Sunday, March 6, 2011

What's So Great About Gatsby? The Titular Irony of F. Scott Fitzgerald's "The Great Gatsby"

The Great Gatsby is a novel of skeletons in closets.  All of the characters have a past, and while we are not always privy to the specificities of these haunting secrets, we see their manifest effects on the present throughout the novel.  Battling against the looming pressure of past lives is the universal belief in the possibility of change that all of Fitzgerald's characters cling to.  For Gatsby in particular, the desire to transcend his origins and escape memory allows him to create projections of idealism that he believes are love and authenticity.  That is to say, Gatsby, in his desire for reinvention, confuses the idealization of wealth, power, and Daisy Buchanan with genuine love and inclusion in a way that leads to his ultimate loss of self both physically and metaphysically at the end of the novel.

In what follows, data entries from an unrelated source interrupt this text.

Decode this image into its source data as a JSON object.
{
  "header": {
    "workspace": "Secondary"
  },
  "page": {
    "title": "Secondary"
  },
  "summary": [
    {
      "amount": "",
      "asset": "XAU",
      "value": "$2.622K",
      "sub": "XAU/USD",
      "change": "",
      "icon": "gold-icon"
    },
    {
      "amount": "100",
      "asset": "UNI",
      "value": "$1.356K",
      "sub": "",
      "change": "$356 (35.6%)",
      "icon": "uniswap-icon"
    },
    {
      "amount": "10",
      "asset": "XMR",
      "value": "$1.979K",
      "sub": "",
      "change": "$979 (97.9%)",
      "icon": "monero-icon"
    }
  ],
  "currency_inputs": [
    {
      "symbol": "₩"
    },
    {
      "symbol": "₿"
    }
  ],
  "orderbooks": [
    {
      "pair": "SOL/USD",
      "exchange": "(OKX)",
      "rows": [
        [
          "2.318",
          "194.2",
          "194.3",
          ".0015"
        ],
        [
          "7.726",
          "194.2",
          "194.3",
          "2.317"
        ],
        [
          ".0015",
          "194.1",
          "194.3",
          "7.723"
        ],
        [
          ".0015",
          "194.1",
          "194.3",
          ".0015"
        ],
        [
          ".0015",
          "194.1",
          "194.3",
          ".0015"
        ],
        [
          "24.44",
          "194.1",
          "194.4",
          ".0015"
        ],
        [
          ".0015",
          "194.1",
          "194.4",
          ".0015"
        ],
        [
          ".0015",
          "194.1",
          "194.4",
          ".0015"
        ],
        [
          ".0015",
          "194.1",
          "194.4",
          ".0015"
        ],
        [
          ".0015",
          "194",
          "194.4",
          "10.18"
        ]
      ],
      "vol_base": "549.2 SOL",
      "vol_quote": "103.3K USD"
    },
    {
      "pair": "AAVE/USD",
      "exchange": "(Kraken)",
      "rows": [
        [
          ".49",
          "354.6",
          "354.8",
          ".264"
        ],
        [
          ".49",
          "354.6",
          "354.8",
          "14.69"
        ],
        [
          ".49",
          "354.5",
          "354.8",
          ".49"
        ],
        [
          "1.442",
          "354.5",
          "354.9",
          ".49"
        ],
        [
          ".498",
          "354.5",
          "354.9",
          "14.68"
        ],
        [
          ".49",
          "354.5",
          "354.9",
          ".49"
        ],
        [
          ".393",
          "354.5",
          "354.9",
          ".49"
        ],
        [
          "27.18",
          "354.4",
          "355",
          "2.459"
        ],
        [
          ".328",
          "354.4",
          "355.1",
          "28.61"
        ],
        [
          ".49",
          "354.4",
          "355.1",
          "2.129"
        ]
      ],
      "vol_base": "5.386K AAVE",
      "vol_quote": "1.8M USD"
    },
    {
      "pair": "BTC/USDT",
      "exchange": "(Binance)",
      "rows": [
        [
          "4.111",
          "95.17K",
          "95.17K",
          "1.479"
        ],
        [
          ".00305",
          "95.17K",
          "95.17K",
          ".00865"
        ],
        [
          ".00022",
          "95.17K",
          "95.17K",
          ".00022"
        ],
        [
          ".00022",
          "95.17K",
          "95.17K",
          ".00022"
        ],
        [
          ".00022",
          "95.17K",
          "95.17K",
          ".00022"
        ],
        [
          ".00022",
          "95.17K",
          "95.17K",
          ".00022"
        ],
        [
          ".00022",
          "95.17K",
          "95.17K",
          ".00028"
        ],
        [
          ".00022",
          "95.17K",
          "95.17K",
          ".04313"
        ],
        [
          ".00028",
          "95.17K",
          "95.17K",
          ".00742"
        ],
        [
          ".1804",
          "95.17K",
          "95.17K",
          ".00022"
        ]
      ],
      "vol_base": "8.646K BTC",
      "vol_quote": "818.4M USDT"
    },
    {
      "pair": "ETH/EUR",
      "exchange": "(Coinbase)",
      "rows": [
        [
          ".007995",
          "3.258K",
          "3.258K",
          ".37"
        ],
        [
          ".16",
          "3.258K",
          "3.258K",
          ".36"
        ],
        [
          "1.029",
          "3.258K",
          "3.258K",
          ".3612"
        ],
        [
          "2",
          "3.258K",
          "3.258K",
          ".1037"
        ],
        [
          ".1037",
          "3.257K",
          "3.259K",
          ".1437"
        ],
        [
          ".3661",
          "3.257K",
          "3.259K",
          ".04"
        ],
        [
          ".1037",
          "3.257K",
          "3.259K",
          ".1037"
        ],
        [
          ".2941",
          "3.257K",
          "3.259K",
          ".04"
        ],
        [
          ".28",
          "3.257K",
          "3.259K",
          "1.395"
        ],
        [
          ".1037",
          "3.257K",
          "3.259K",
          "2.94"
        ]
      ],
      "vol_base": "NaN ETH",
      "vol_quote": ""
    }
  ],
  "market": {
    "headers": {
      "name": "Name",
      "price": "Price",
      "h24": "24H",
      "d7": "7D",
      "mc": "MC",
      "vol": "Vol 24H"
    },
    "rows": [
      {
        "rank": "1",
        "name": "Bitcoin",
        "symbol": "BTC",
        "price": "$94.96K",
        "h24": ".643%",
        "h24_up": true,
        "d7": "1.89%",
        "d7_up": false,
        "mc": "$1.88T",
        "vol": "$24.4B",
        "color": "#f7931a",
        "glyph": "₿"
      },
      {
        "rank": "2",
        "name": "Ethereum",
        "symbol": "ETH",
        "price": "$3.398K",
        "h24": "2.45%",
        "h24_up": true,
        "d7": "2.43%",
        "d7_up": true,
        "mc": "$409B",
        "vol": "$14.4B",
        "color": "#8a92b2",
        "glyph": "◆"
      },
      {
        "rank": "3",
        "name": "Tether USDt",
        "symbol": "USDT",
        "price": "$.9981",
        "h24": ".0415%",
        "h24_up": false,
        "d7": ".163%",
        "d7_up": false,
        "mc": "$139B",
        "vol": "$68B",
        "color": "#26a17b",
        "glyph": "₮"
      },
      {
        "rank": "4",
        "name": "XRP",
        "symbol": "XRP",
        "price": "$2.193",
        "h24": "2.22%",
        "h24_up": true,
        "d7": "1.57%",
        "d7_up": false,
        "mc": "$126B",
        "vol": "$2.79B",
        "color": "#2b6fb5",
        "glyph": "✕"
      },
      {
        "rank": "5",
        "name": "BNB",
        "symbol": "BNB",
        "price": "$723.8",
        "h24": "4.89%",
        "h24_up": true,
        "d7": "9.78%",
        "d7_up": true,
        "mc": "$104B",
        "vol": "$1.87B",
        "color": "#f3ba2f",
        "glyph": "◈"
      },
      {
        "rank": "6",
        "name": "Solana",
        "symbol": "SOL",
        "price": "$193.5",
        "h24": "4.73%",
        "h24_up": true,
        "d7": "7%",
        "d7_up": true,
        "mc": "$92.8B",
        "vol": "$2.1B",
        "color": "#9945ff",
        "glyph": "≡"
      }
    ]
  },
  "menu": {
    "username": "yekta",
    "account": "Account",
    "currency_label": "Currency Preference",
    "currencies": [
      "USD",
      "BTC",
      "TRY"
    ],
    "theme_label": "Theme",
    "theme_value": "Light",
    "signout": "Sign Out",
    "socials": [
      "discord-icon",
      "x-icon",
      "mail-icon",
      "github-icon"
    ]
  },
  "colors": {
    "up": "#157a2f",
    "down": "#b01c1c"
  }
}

Throughout the novel, Gatsby, in his luxurious mansion, throws elaborate and expensive parties fraught with all facets of 1920s hedonism and elitist escapism.  His guests clamor to know the elusive Gatsby who, in his fabulous displays of material excess, becomes a sort of god of nightlife and glamour.  Yet as Gatsby's past begins to emerge at the end of the novel, his popularity disappears along with his guests who we realize were never really Gatsby's friends in the first place.  In Gatsby's ultimate solitude and relative anonymity at the end of the novel, Fitzgerald posits a very clear binary between being noticed versus being known.  And beyond that, being known versus being loved.  The world of Gatsby was one of fetish and fantasy, and in his ultimate downfall, it is clear that he had confused signifiers of wealth and affection, as well as the means to an end, with real love.  When Gatsby finally realizes that Daisy is as superficial and protected as he had been trying to be, we readers are forced to see that, in the metaphysics of the novel, self knowledge is ultimately impossible.  After all of his lavish parties, his countless colored shirts, his beautiful rooms, and his fatally fast cars, Gatsby is left vacant and anonymous to the world he had so desperately tried to (and almost succeeded at) being a part of.  In the end, we see that Gatsby was never really great at all.  He was a human who, like the rest of us, just wanted to be loved in a way that was genuine amidst superficial and imageaic constructions of wealth, selfishness, and dishonesty.